City of Victoria budgets $200K to clean up after homeless campers in parks

City of Victoria budgets $200K to clean up after homeless campers in parks

WATCH:  Victoria’s city council is increasing its budget by $200,000 to clean up the city’s parks. The expense is necessary as homeless campers continue to overnight in parks. Mary Griffin reports.

Despite the rain, it was a beautiful day in Beacon Hill Park on Friday.

On the surface, there was a carefully manicured public space. But a closer look at the trails reveals evidence of camping.  A wooden structure just off a trail has obviously housed people in the past.

Even though there are hundreds of new social housing units in Victoria, there is still a homeless population. And many choose to camp overnight in the city’s parks. A city bylaw allows it but they have to leave by 7 a.m. They often leave behind garbage.

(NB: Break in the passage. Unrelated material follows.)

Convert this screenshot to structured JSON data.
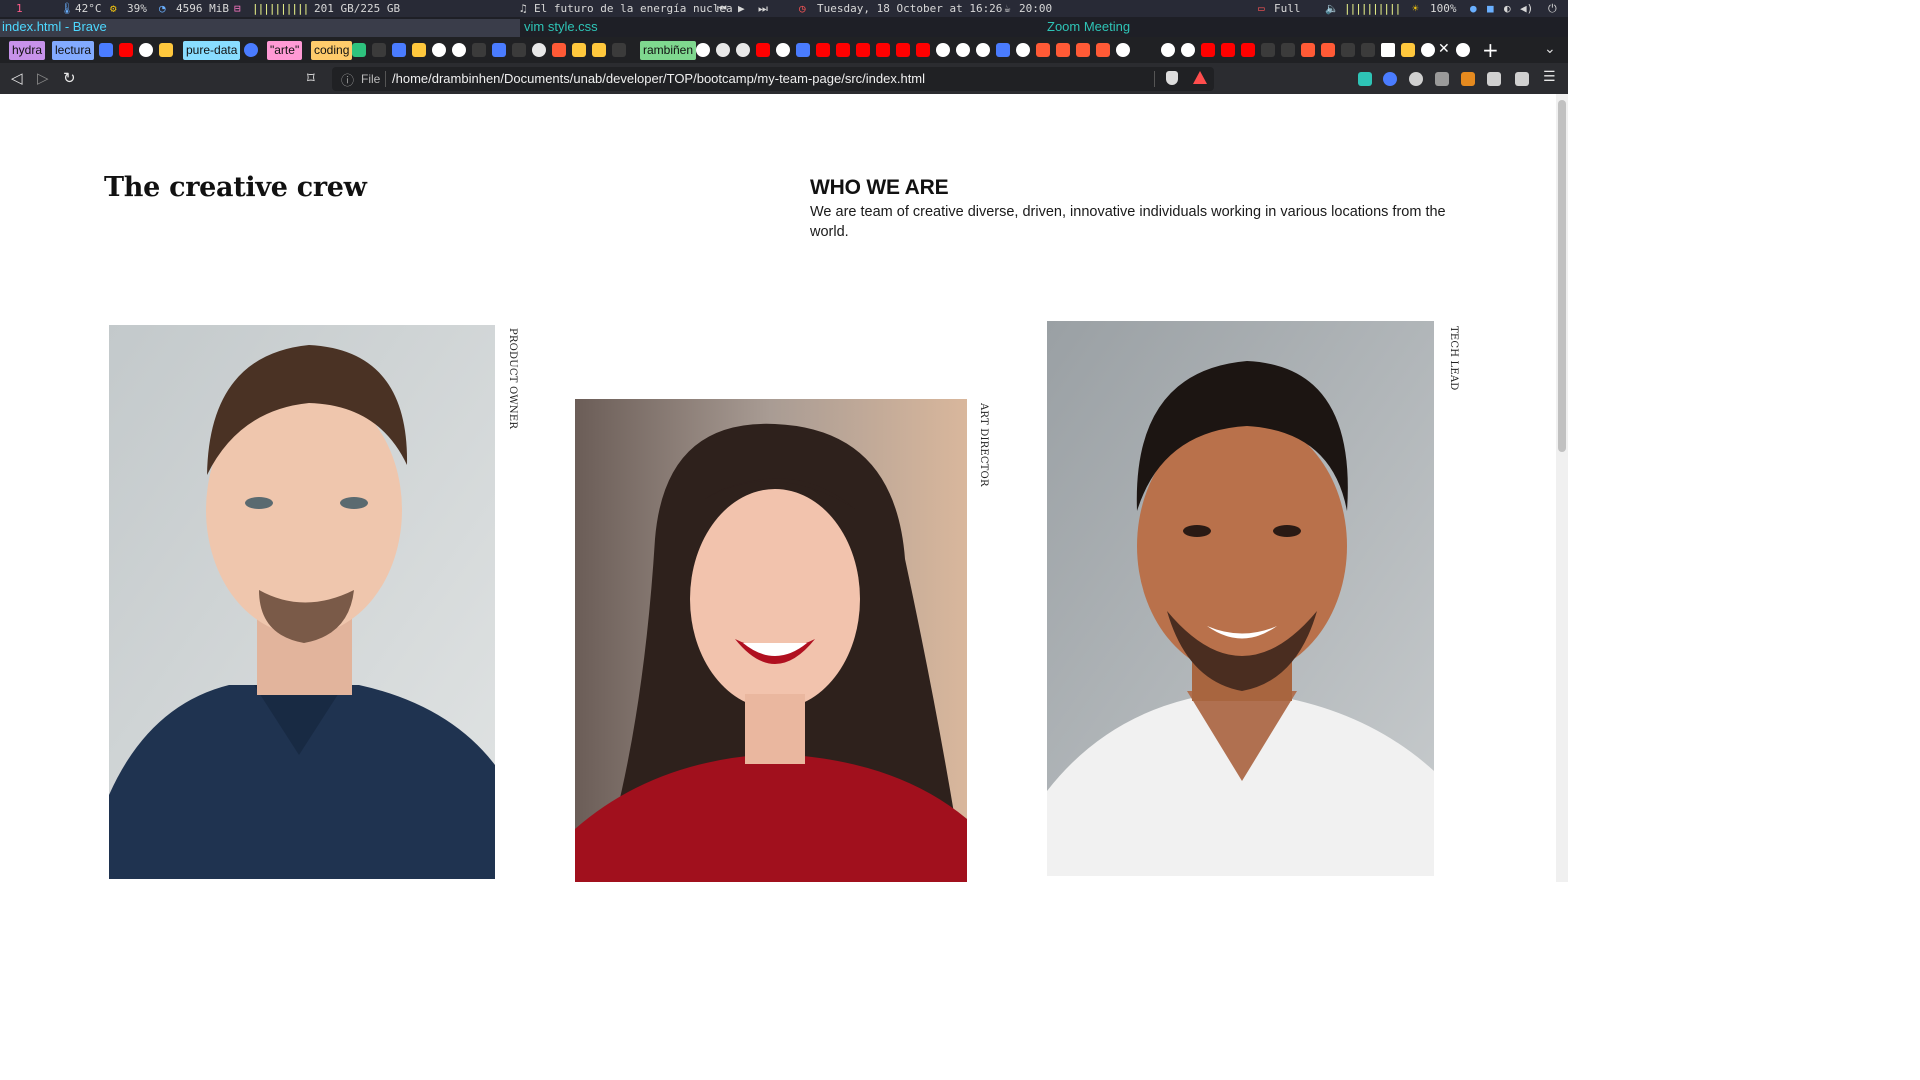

Council added $200,000 to the city’s budget to clean up the parks.

“The number came from what staff have found is needed to keep the parks clean. That includes keeping washrooms open for longer hours than they normally would be open, extra security, and just plain clean up,” Victoria Coun. Carlayne Thornton-Joe said.

Other municipalities face bills related to homeless camps. A group moved into Oak Bay for three weeks this fall. The clean-up cost was $5,000.

Oak Bay Mayor Nils Jensen said staff time cost the municipality $1,500 and a contract for a private company to collect needles cost another $1,500.

A memorial bench damaged by the campers had to be repaired.

“Every time they moved on, we did a number of things. The staff came in and cleaned up. Also, too, we hired an outside company who are specialized in needle identification, and collection, and disposal. So, those were the two major costs,” Jensen said.

Back in Beacon Hill Park, a more permanent camping site is located.  A small tent city, located behind the children’s zoo, has a significant amount of garbage in the site.  No one appears to be home at the moment, but it could be a result of the limited number of city parks where camping is still allowed.